Reporter: Abdul Wahid Fauzie | Editor: Barratut Taqiyyah Rafie
JAKARTA. Tingginya harga bahan baku plastik rupanya membuat pemerintah khawatir sektor industri akan kekurangan bahan baku. Oleh karenanya, pemerintah sedang mengkaji rencana ijin impor plastik bekas agar bisa dilakukan daur ulang.
Sekretaris Jenderal Asosiasi Industri Plastik dan Olefin Indonesia (Inaplas) Budi Susanto Sadiman meminta kepada pemerintah untuk memperbolehkan ijin impor plastik bekas. Pasalnya, tingginya harga bahan baku membuat industri dalam negeri kesulitan membeli bahan baku. "Ijin ini untuk mempermudah industri," katanya, tadi siang disela-sela pameran Four in One Mega Show di Jakarta International Expo.
Asal tahu saja, harga bahan baku plastik saat ini telah melesat naik seiring dengan kenaikan harga minyak mentah di pasar internasional.

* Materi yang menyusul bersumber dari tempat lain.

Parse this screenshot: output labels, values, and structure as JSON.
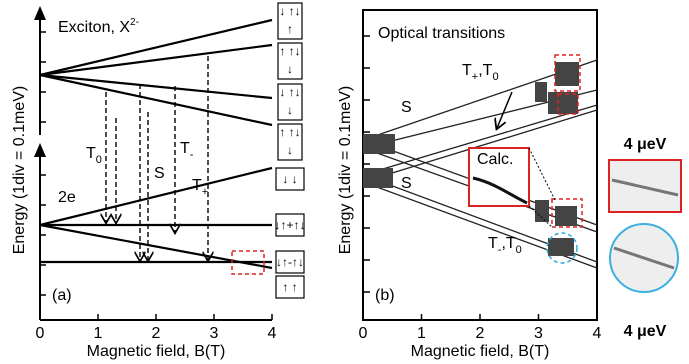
{
  "panel_a": {
    "label": "(a)",
    "title": "Exciton, X",
    "title_sup": "2-",
    "lower_label": "2e",
    "y_label": "Energy (1div = 0.1meV)",
    "x_label": "Magnetic field, B(T)",
    "x_ticks": [
      "0",
      "1",
      "2",
      "3",
      "4"
    ],
    "transitions": [
      {
        "main": "T",
        "sub": "0"
      },
      {
        "main": "S"
      },
      {
        "main": "T",
        "sub": "-"
      },
      {
        "main": "T",
        "sub": "+"
      }
    ],
    "spin_states": [
      {
        "top": "↓ ↑↓",
        "bottom": "↑"
      },
      {
        "top": "↑ ↑↓",
        "bottom": "↓"
      },
      {
        "top": "↓ ↑↓",
        "bottom": "↓"
      },
      {
        "top": "↑ ↑↓",
        "bottom": "↓"
      },
      {
        "top": "↓ ↓"
      },
      {
        "top": "↓↑+↑↓"
      },
      {
        "top": "↓↑-↑↓"
      },
      {
        "top": "↑ ↑"
      }
    ]
  },
  "panel_b": {
    "label": "(b)",
    "title": "Optical transitions",
    "y_label": "Energy (1div = 0.1meV)",
    "x_label": "Magnetic field, B(T)",
    "x_ticks": [
      "0",
      "1",
      "2",
      "3",
      "4"
    ],
    "upper_pair": [
      {
        "main": "T",
        "sub": "+"
      },
      {
        "main": ",T",
        "sub": "0"
      }
    ],
    "lower_pair": [
      {
        "main": "T",
        "sub": "-"
      },
      {
        "main": ",T",
        "sub": "0"
      }
    ],
    "singlet_labels": [
      "S",
      "S"
    ],
    "inset_label": "Calc.",
    "linewidths": [
      "4 μeV",
      "4 μeV"
    ]
  }
}
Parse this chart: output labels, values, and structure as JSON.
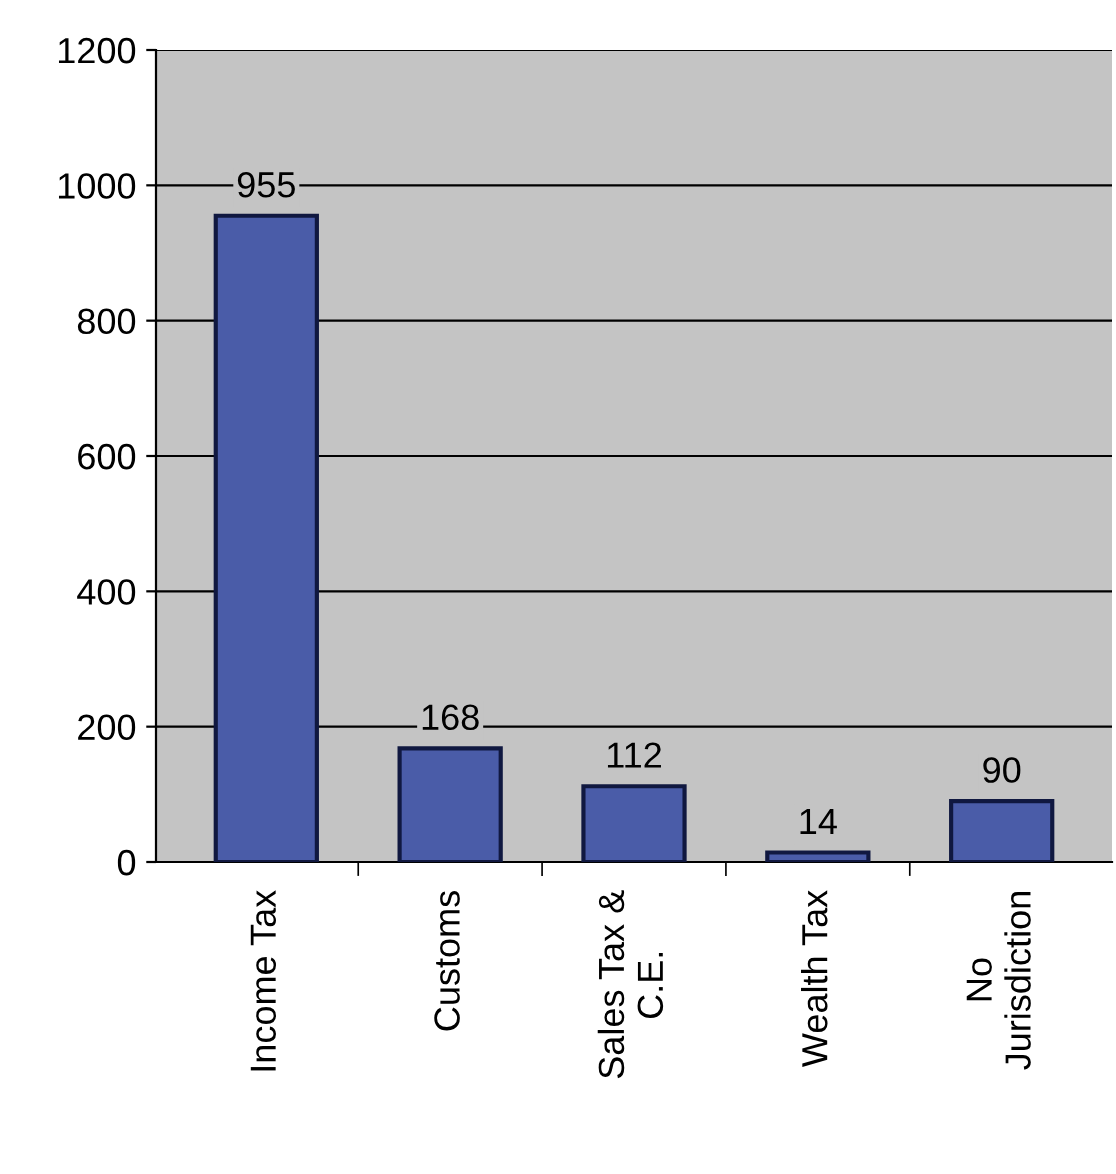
{
  "chart_data": {
    "type": "bar",
    "categories": [
      "Income Tax",
      "Customs",
      "Sales Tax &\nC.E.",
      "Wealth Tax",
      "No\nJurisdiction"
    ],
    "values": [
      955,
      168,
      112,
      14,
      90
    ],
    "color": "#4a5ca8",
    "ylim": [
      0,
      1200
    ],
    "yticks": [
      0,
      200,
      400,
      600,
      800,
      1000,
      1200
    ],
    "grid": "y",
    "data_labels": true
  }
}
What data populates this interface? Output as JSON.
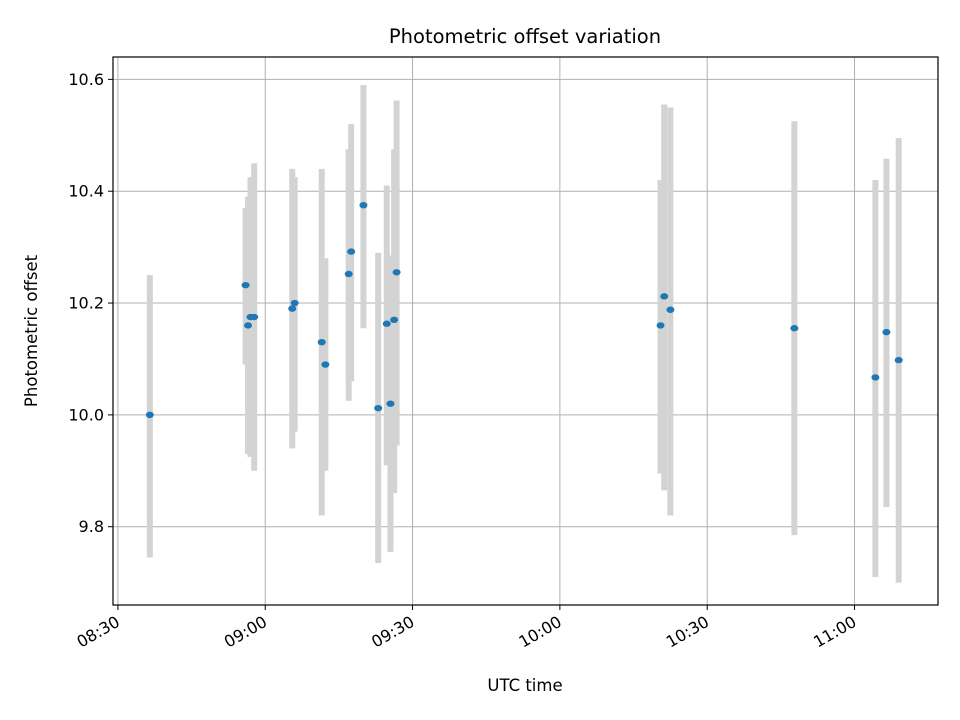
{
  "chart_data": {
    "type": "scatter",
    "title": "Photometric offset variation",
    "xlabel": "UTC time",
    "ylabel": "Photometric offset",
    "x_axis_kind": "time",
    "xlim": [
      "08:29",
      "11:17"
    ],
    "ylim": [
      9.66,
      10.64
    ],
    "x_ticks": [
      "08:30",
      "09:00",
      "09:30",
      "10:00",
      "10:30",
      "11:00"
    ],
    "y_ticks": [
      9.8,
      10.0,
      10.2,
      10.4,
      10.6
    ],
    "grid": true,
    "colors": {
      "point": "#1f77b4",
      "errorbar": "#d3d3d3",
      "grid": "#b0b0b0"
    },
    "points": [
      {
        "time": "08:36:30",
        "y": 10.0,
        "err_low": 9.745,
        "err_high": 10.25
      },
      {
        "time": "08:56:00",
        "y": 10.232,
        "err_low": 10.09,
        "err_high": 10.37
      },
      {
        "time": "08:56:30",
        "y": 10.16,
        "err_low": 9.93,
        "err_high": 10.39
      },
      {
        "time": "08:57:00",
        "y": 10.175,
        "err_low": 9.925,
        "err_high": 10.425
      },
      {
        "time": "08:57:45",
        "y": 10.175,
        "err_low": 9.9,
        "err_high": 10.45
      },
      {
        "time": "09:05:30",
        "y": 10.19,
        "err_low": 9.94,
        "err_high": 10.44
      },
      {
        "time": "09:06:00",
        "y": 10.2,
        "err_low": 9.97,
        "err_high": 10.425
      },
      {
        "time": "09:11:30",
        "y": 10.13,
        "err_low": 9.82,
        "err_high": 10.44
      },
      {
        "time": "09:12:15",
        "y": 10.09,
        "err_low": 9.9,
        "err_high": 10.28
      },
      {
        "time": "09:17:00",
        "y": 10.252,
        "err_low": 10.025,
        "err_high": 10.475
      },
      {
        "time": "09:17:30",
        "y": 10.292,
        "err_low": 10.06,
        "err_high": 10.52
      },
      {
        "time": "09:20:00",
        "y": 10.375,
        "err_low": 10.155,
        "err_high": 10.59
      },
      {
        "time": "09:23:00",
        "y": 10.012,
        "err_low": 9.735,
        "err_high": 10.29
      },
      {
        "time": "09:24:45",
        "y": 10.163,
        "err_low": 9.91,
        "err_high": 10.41
      },
      {
        "time": "09:25:30",
        "y": 10.02,
        "err_low": 9.755,
        "err_high": 10.285
      },
      {
        "time": "09:26:15",
        "y": 10.17,
        "err_low": 9.86,
        "err_high": 10.475
      },
      {
        "time": "09:26:45",
        "y": 10.255,
        "err_low": 9.945,
        "err_high": 10.562
      },
      {
        "time": "10:20:30",
        "y": 10.16,
        "err_low": 9.895,
        "err_high": 10.42
      },
      {
        "time": "10:21:15",
        "y": 10.212,
        "err_low": 9.865,
        "err_high": 10.555
      },
      {
        "time": "10:22:30",
        "y": 10.188,
        "err_low": 9.82,
        "err_high": 10.55
      },
      {
        "time": "10:47:45",
        "y": 10.155,
        "err_low": 9.785,
        "err_high": 10.525
      },
      {
        "time": "11:04:15",
        "y": 10.067,
        "err_low": 9.71,
        "err_high": 10.42
      },
      {
        "time": "11:06:30",
        "y": 10.148,
        "err_low": 9.835,
        "err_high": 10.458
      },
      {
        "time": "11:09:00",
        "y": 10.098,
        "err_low": 9.7,
        "err_high": 10.495
      }
    ]
  }
}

Untuk polyethilene, misalnya, harganya telah naik menjadi US$ 2.100 per ton dari US$ 1.700 per ton pada awal tahun. Sementara harga polyprophilene juga telah naik US$ 2.200 per ton dari US$ 1.800 per ton pada awal tahun.
Menurut Budi, tingginya harga bahan baku membuat industri kemasan melakukan penipisan ketebalan plastik agar tidak menggerus keuntungan. Selain itu, industri kemasan juga telah mencampur bahan baku pembuat plastik dengan plastik daur ulang. Sayangnya, kebutuhan plastik daur ulang belum mencukupi tingginya permintaan plastik.
Budi menjelaskan, tahun ini, permintaan plastik diperkirakan naik 6% dari kebutuhan plastik tahun lalu yang mencapai 2,4 juta ton. Kenaikan permintaan ini ditopang oleh kebutuhan plastik untuk pupuk dan pertanian. "Semester satu saja meningkat 4% menjadi 1,25 juta ton," tegasnya.
Direktur Jenderal Industri Agro dan Kimia Departemen Perindustrian (Depperin) Benny Wachjudi membenarkan rencana pemerintah mengkaji impor plastik bekas. "Ijin ini untuk mengatasi tingginya bahan baku plastik yang diminta industri," tuturnya.
Namun, Benny menegaskan, plastik yang dapat diimpor harus dapat memenuhi syarat-syarat tertentu diantaranya aman terhadap lingkungan. Sayangnya, Benny enggan mengatakan kapan kajian tersebut akan selesai. "Semuanya masih dalam pembahasan," tegasnya.